The Tongue as an Excitable Medium

Geographic tongue (GT) is a benign condition affecting approximately 2% of the population, whereby the papillae covering the upper part of the tongue are lost due to a slowly expanding inflammation. The resultant dynamical appearance of the tongue has striking similarities with well known phenomena observed in excitable media, such as forest fires, cardiac dynamics and chemically-driven reaction-diffusion systems. Here we explore the dynamics associated with GT from a dynamical systems perspective, utilizing cellular automata simulations. We emphasize similarities with other excitable systems as well as unique features observed in GT. Our results shed light on the evolution of the inflammation and contribute to the classification of the severity of the condition, based on the characteristic patterns observed in GT patients.

💡 Research Summary

The paper “The Tongue as an Excitable Medium” re‑examines geographic tongue (GT), a benign oral condition affecting roughly two percent of the population, through the lens of excitable‑medium theory. GT is characterized by the gradual loss of filiform papillae on the dorsal tongue surface, producing expanding, irregularly shaped lesions that resemble the patterns seen in forest‑fire spread, cardiac wave propagation, and reaction‑diffusion chemical systems.

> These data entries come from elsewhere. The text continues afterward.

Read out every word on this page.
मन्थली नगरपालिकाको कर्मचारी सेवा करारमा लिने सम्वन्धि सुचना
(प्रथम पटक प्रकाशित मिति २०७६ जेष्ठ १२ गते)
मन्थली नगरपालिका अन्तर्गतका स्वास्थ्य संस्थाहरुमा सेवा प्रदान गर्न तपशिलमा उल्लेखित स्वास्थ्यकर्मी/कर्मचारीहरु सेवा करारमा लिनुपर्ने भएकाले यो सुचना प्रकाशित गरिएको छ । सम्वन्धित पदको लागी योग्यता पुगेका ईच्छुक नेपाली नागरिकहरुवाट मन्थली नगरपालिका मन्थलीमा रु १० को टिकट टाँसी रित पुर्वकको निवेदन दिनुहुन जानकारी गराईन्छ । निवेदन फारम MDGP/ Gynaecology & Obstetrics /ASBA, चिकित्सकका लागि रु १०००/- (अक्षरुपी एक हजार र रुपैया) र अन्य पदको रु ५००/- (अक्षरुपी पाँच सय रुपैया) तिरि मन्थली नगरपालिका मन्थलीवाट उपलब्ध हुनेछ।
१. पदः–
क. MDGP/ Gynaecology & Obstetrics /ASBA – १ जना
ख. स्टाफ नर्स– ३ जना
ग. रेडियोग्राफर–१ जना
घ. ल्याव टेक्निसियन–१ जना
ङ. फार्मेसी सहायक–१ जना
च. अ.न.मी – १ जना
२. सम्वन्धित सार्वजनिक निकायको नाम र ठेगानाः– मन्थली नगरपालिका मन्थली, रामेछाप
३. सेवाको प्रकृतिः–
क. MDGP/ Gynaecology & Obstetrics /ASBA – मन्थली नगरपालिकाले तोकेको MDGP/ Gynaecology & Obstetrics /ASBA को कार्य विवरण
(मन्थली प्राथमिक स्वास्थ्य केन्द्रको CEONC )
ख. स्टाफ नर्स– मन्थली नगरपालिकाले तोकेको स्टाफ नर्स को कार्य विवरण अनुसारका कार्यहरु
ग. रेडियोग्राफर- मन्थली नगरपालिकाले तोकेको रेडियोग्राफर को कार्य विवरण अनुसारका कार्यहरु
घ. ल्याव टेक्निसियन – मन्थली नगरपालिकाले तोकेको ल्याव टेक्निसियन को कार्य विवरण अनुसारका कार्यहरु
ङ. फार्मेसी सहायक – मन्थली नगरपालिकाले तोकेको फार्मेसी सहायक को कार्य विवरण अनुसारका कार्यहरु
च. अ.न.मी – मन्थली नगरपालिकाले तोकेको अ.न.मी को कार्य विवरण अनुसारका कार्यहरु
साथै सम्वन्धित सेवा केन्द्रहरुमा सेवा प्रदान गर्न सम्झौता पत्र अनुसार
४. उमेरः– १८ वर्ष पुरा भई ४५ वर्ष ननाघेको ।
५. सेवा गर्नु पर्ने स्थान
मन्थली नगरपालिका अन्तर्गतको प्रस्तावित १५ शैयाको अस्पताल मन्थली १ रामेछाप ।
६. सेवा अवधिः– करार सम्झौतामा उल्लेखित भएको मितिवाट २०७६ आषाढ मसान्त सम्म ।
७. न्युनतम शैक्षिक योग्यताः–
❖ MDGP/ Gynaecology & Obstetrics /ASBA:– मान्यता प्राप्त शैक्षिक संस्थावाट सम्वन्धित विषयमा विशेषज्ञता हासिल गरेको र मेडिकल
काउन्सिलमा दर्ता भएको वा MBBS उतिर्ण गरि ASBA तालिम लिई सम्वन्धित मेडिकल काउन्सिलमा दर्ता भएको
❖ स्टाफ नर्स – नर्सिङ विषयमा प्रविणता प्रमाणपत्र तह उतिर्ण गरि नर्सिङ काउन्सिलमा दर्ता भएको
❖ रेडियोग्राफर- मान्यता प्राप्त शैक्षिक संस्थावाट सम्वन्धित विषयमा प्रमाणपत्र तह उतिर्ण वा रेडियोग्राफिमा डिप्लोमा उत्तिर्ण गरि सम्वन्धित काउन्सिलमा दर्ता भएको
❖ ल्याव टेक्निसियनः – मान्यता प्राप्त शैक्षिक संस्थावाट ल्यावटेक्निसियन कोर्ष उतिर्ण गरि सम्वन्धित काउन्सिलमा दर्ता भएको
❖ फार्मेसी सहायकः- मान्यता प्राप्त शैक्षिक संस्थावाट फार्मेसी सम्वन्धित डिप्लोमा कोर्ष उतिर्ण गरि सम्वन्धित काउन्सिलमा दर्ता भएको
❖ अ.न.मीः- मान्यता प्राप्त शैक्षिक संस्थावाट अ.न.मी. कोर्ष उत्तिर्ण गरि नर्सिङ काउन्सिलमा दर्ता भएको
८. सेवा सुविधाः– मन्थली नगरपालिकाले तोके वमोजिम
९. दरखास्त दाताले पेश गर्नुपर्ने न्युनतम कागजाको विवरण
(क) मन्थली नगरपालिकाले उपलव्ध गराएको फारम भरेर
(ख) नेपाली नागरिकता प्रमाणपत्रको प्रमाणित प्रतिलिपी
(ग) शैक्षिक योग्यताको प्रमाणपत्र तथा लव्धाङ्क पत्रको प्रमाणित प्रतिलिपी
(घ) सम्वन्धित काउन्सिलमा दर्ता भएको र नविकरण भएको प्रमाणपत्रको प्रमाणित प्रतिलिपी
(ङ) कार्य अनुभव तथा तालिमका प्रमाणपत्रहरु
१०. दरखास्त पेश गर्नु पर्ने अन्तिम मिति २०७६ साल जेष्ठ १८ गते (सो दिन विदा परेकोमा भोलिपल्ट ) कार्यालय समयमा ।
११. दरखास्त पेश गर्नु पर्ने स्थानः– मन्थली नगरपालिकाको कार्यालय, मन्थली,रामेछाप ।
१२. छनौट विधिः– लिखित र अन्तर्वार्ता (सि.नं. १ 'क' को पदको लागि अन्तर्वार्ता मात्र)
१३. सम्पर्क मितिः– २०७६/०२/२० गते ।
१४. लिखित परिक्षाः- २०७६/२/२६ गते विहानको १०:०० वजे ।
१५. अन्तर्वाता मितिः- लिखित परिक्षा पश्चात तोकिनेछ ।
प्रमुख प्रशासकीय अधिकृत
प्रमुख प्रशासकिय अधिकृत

The authors argue that these visual similarities are not merely superficial; the underlying dynamics of GT can be captured by the same mathematical structures that describe classic excitable media.

To test this hypothesis, the authors construct a two‑dimensional cellular automaton (CA) model. Each lattice site can be in one of three states—resting, excited, or refractory—mirroring the standard three‑state representation of excitable media. Transition rules are defined by a local excitation threshold: a resting cell becomes excited if a sufficient number of its eight nearest neighbours are excited; an excited cell then enters a refractory period of fixed duration before returning to the resting state. The model parameters include excitation propagation speed, refractory duration, and the critical neighbour count. By varying these parameters and by imposing realistic boundary conditions that mimic the tongue’s irregular geometry and heterogeneous mucosal properties, the authors generate a wide spectrum of spatiotemporal patterns.

Simulation outcomes reproduce the main visual motifs observed in clinical photographs of GT patients: circular “target” waves, branching fronts, and concentric rings. When two wave fronts collide, they annihilate or give rise to new fronts, just as in chemical reaction‑diffusion experiments. A crucial divergence from classic excitable media is that, after a wave passes, the affected lattice sites permanently lose their “papilla” state, representing irreversible tissue damage. This irreversible loss is modeled by permanently marking a site as “dead” after a certain number of excitation cycles, thereby coupling the excitable dynamics with a damage accumulation process.

The authors perform a systematic parameter sweep to construct a “severity map” that links model parameters to observable clinical grades. High propagation speed combined with short refractory periods yields large, rapidly expanding lesions that correspond to severe GT, whereas slower propagation and longer refractory periods produce small, localized lesions typical of mild cases. The map provides a quantitative framework for classifying GT severity based on measurable pattern characteristics such as lesion size, curvature, and branching frequency.

In the discussion, the paper acknowledges several limitations. The CA model abstracts away detailed biological processes such as immune cell recruitment, cytokine diffusion, vascular supply, and microbial flora, all of which are known to influence GT progression. Consequently, the model cannot yet explain patient‑specific asymmetries or recurrent flare‑ups. The authors propose extending the framework by coupling the CA with continuous reaction‑diffusion equations (e.g., FitzHugh‑Nagumo or Oregonator formulations) to capture chemical signaling, and by incorporating stochastic immune‑cell dynamics to reflect patient variability. They also suggest using high‑resolution intra‑oral imaging to extract patient‑specific parameters, enabling personalized simulations that could predict the outcome of therapeutic interventions such as topical corticosteroids or anti‑inflammatory mouthwashes.

Overall, the study demonstrates that geographic tongue can be fruitfully interpreted as an excitable medium with an added irreversible damage component. The cellular automaton approach reproduces the hallmark patterns of GT, provides a mechanistic explanation for lesion expansion, and offers a quantitative tool for severity grading. By bridging oral pathology with nonlinear dynamics, the work opens new avenues for predictive modeling, early diagnosis, and individualized treatment planning in a condition that has traditionally been assessed only by visual inspection.